Neural Network Architecture

The Neural Network Architecture of Entity Embed is very similar to the AutoBlock model described by Amazon.

Below is an image illustrating the steps of Entity Embed:

Neural Network Architecture of Entity Embed

Let’s discuss each step and where Entity Embed differs from AutoBlock.

Fields

A single record is composed of multiple string fields. Currently only strings are supported.

Each record field can be composed of multiple tokens or a single token. The NN deals with numericalizations of the tokens of those fields.

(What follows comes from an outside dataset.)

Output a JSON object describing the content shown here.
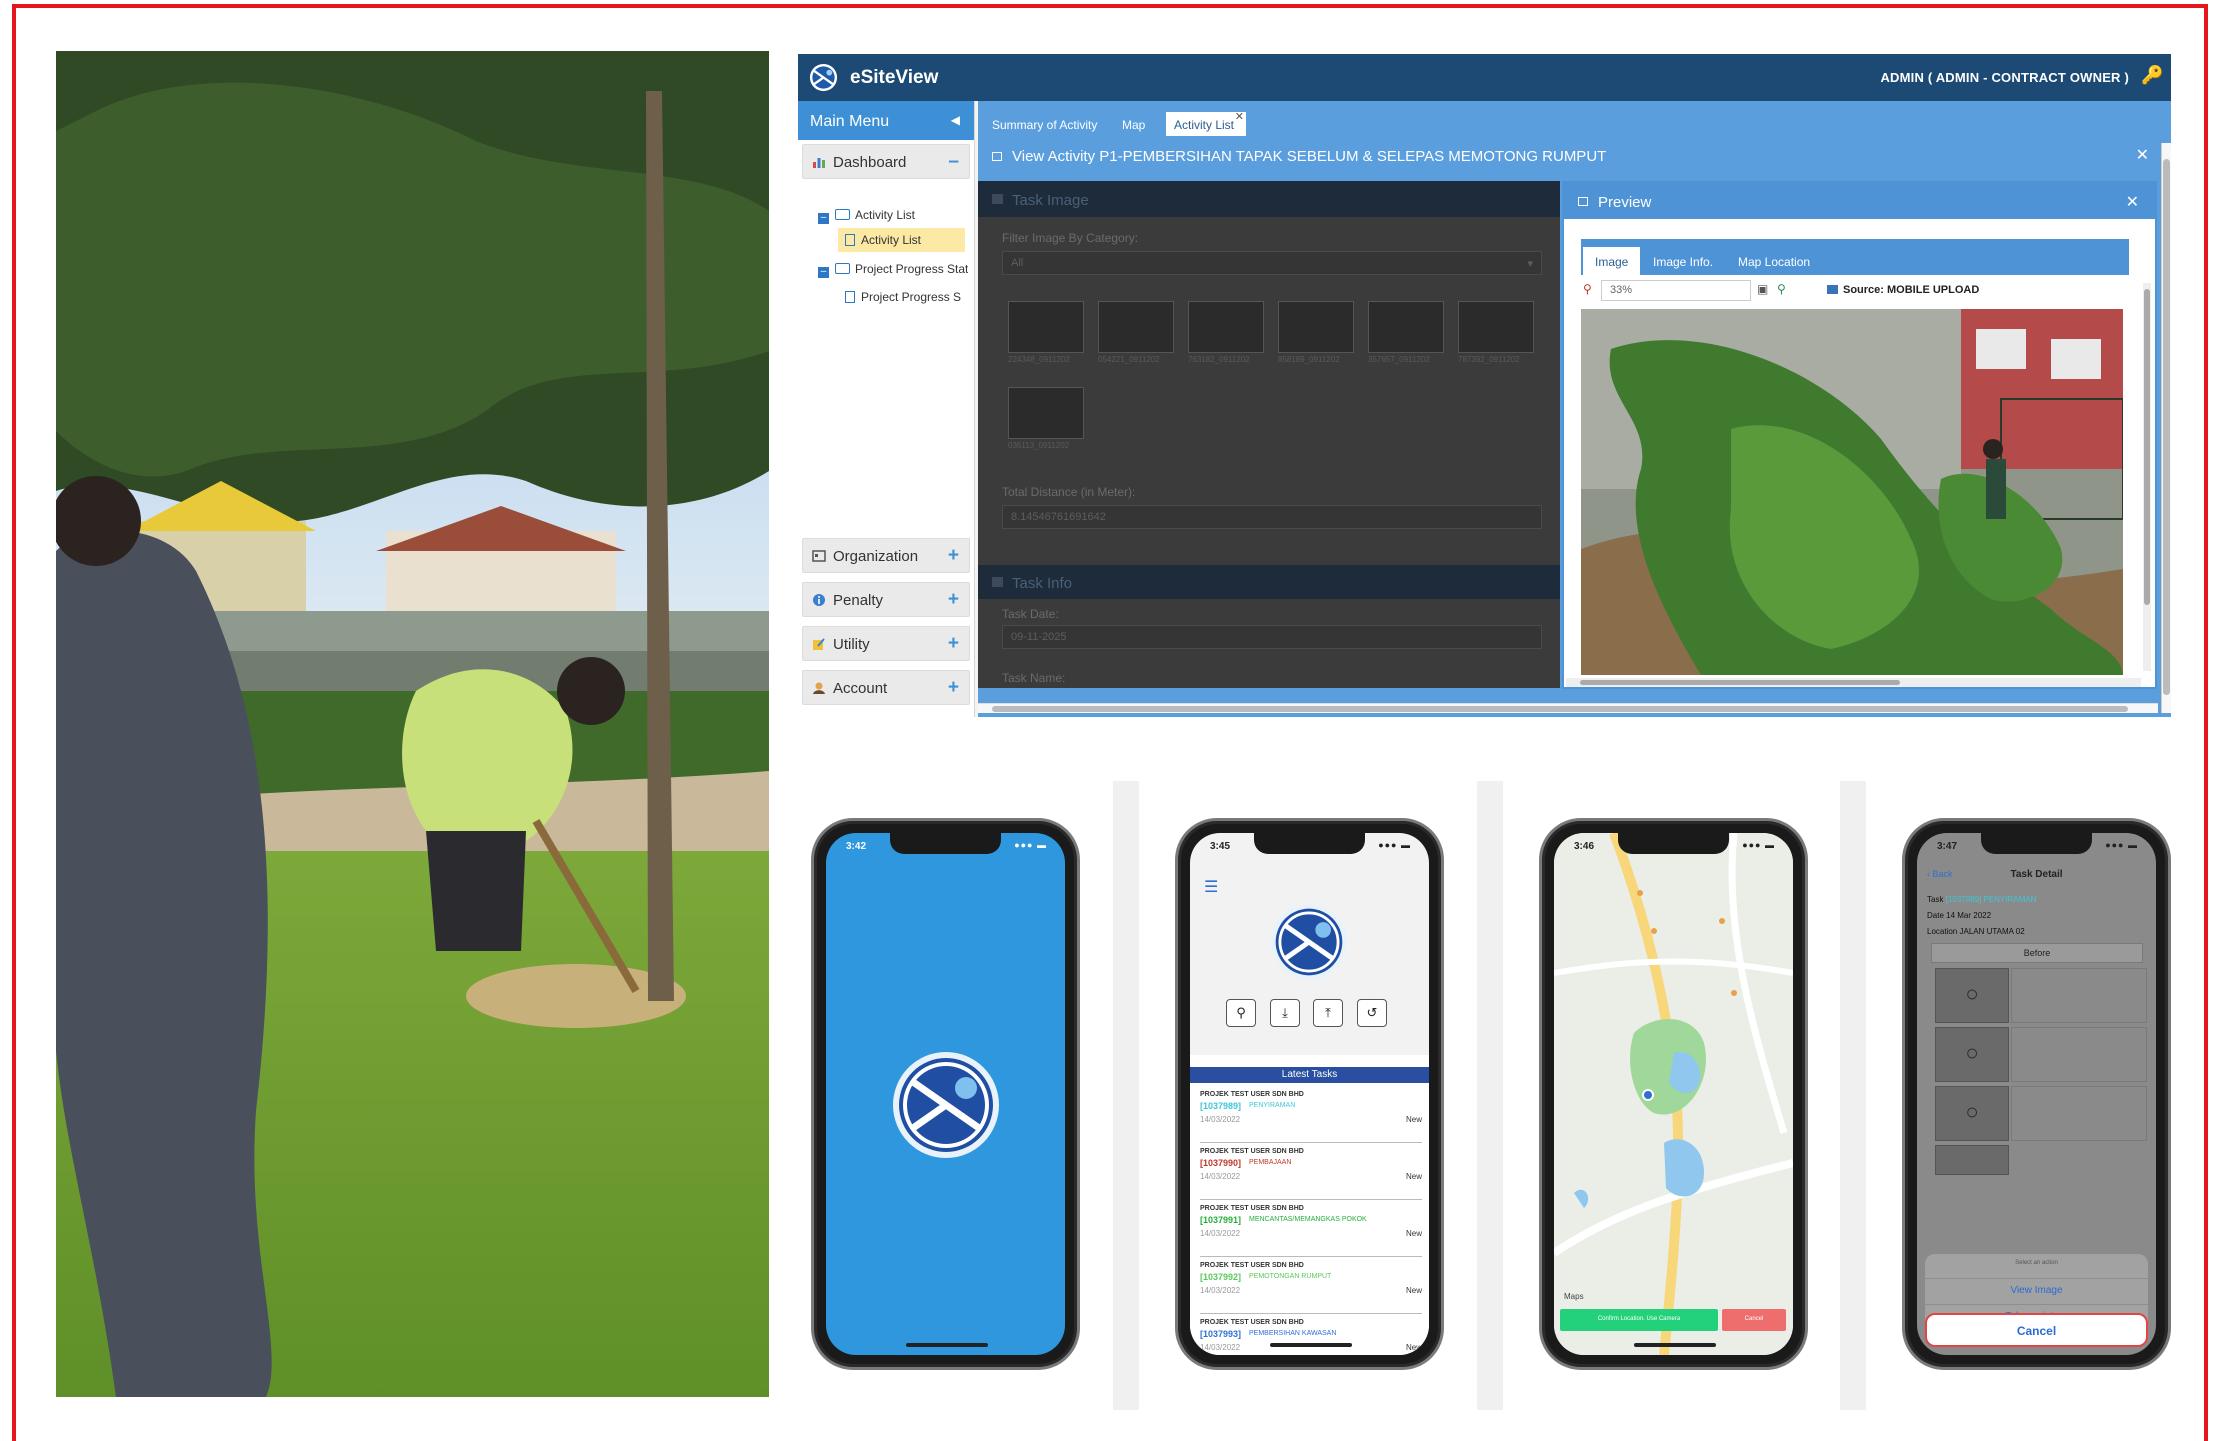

Check entity_embed/data_utils/numericalizer.py.

Token Embedding

For field types like SEMANTIC and SEMANTIC_MULTITOKEN, the NN receives the index of the token embedding and uses a pre-trained frozen embedding layer like fasttext (using a torchtext Vocab object ). This type of embedding approximates token strings with similar meanings.

For field types like STRING and MULTITOKEN, the NN receives a numericalization of the token as a 2D tensor with characters as rows and positions as columns. This is an one hot embedding that’s processed by a character-level 1D Convolutional NN as the one described on the paper Convolutional Embedding for Edit Distance. This type of CNN is useful to approximate token strings with short edit-distances.

For each field, this step outputs one or multiple token embeddings.

Check SemanticEmbedNet and StringEmbedCNN in entity_embed/models.py.

Field Embedding

Note the previous step embedded the tokens, but a field can be composed by multiple tokens. That happens when using field types SEMANTIC_MULTITOKEN and MULTITOKEN.

With a sequence of token embeddings, this step uses by default a GRU with Self-Attention to summarize the multiple token embeddings into a single embedding. It’s also possible to use simple averaging of token embeddings too when using use_attention: False in the field config.

Note that fields SEMANTIC and STRING don’t need this Field Embedding step, because those fields consider the whole field string as a single token.

Check MultitokenAttentionEmbed and MultitokenAvgEmbed in entity_embed/models.py.

Entity Embedding

With the Field Embeddings from all record fields, this step takes a learned weighted average of the Field Embeddings to output a single embedding that represents the whole record.

Check EntityAvgPoolNet in entity_embed/models.py.

Contrastive Training

With the Entity Embeddings, a contrastive loss is used to approximate in the N dimensional space embeddings of records that belong to the same true cluster.

By default SupConLoss from pytorch-metric-learning is used.

Embedding Space

With the optimized learned embeddings, it’s possible to index them in scalable ANN indexes and perform searches. Entity Embed uses the library N2 <https://github.com/kakao/n2/> for the ANN indexes.

Check ANNEntityIndex and ANNLinkageIndex in entity_embed/indexes.py.

Differences from AutoBlock

Here are the key differences from Entity Embed’s architecture and AutoBlock:

  • AutoBlock uses only fasttext to embed tokens. Entity Embed supports character-level CNNs too, enabling embeddings focused on semantic features and syntactic features.

  • AutoBlock uses Bi-LSTMs on field embedding, Entity Embed uses Bi-GRUs.

  • AutoBlock can learn multiple entity embeddings by combining different fields (multiple signatures), Entity Embed learns only a single entity embedding (learned average of all fields).

  • AutoBlock uses NTXentLoss, Entity Embed uses SupConLoss. Both are available on pytorch-metric-learning and you can change Entity Embed to use NTXentLoss if you wish.

As far as we know, those are the main differences. The rest of the Entity Embed’s architecture is very similar to AutoBlock.